- Church: Church of England
- Diocese: Diocese of Birmingham
- In office: 30 September 2017 – present
- Predecessor: Catherine Ogle
- Previous post: Vicar of Bolton Parish Church (September 2008 – 30 September 2017)

Orders
- Ordination: 1994 (deacon) 1995 (priest)

Personal details
- Born: Matthew Thompson 1968 (age 57–58)
- Denomination: Anglicanism
- Alma mater: Corpus Christi College, Cambridge Ridley Hall, Cambridge

= Matt Thompson (priest) =

21st-century British Anglican priest

Matthew Thompson (born 1968) is a British Anglican priest. Since 2017, he has been the Dean of Birmingham – head of the chapter of canons of Birmingham Cathedral and the most senior priest in the Diocese of Birmingham. He was previously, since 2008, vicar of Bolton Parish Church in the Diocese of Manchester.

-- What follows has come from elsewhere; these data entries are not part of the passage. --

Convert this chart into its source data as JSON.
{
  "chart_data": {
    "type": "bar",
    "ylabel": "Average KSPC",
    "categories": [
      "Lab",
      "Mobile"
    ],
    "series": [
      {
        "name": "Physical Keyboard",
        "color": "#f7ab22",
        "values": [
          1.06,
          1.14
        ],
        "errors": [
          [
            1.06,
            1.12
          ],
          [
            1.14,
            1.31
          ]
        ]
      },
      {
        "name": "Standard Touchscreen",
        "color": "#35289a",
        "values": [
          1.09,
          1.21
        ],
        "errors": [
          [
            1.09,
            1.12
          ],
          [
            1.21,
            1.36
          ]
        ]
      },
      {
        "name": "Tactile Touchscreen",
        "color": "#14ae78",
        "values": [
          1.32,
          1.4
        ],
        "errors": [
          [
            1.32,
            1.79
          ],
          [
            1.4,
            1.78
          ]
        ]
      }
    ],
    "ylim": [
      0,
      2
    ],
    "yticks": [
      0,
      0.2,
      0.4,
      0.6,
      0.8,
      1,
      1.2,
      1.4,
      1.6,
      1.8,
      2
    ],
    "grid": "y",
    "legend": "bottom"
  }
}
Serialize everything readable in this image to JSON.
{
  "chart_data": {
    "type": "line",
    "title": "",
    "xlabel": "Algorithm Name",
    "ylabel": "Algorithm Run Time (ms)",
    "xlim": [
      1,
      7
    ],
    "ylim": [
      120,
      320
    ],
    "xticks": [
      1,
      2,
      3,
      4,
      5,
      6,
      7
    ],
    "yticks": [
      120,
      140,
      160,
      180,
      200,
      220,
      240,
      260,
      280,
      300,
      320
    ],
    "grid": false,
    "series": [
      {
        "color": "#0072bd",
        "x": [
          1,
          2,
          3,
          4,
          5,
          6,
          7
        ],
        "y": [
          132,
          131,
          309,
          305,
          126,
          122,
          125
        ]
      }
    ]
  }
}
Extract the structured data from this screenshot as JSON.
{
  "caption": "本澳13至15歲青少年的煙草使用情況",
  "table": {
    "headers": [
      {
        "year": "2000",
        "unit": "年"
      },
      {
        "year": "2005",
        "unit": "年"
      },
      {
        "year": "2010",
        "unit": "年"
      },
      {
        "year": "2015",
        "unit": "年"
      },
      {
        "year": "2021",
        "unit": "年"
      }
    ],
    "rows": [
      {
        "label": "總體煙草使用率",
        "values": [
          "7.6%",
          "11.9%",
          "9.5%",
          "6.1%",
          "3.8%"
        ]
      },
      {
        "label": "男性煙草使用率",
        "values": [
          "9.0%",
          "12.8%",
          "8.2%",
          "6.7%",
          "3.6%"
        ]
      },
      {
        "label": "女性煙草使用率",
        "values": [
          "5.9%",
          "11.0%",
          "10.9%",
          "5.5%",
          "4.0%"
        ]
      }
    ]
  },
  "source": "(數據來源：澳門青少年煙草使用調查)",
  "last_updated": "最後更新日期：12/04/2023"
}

==Early life and education==
Thompson was born in 1968 and grew up in the West Midlands. He studied theology and religious studies at Corpus Christi College, Cambridge, graduating with a Bachelor of Arts (BA) degree in 1990: as per tradition, his BA degree was promoted to a Master of Arts (MA Cantab) degree in 1994. In 1991, he matriculated into Ridley Hall, Cambridge, an evangelical Anglican theological college, to train for ordained ministry. During this time he also continued his theological studies, and graduated from Corpus Christi College, Cambridge with a Master of Philosophy (MPhil) degree in 1994.

==Ordained ministry==
Thompson was ordained in the Church of England as a deacon in 1994 and as a priest in 1995. From 1994 to 1997, he served his curacy at the Parish of the Ascension, Hulme in the Diocese of Manchester. He then joined the Langley and Parkfield Team Ministry, and where he was an assistant curate from 1997 to 1998 and as team vicar from 1998 to 2000. He was priest-in-charge of St Cross with St Paul, Clayton, Manchester between 2000 and 2008. He was additionally Area Dean of Ardwick from 2003 to 2008. In September 2008, he became priest-in-charge of Bolton Parish Church. In 2011, he was made Vicar of Bolton Parish Church. In 2012, he was made an honorary canon of Manchester Cathedral.

On 7 May 2017, it was announced that Thompson would be the next Dean of Birmingham, the head of the chapter of canons of Birmingham Cathedral and the most senior priest in the Diocese of Birmingham. He was installed as dean on 30 September 2017 during a service at the cathedral.

==Personal life==
Thompson is married and has one child.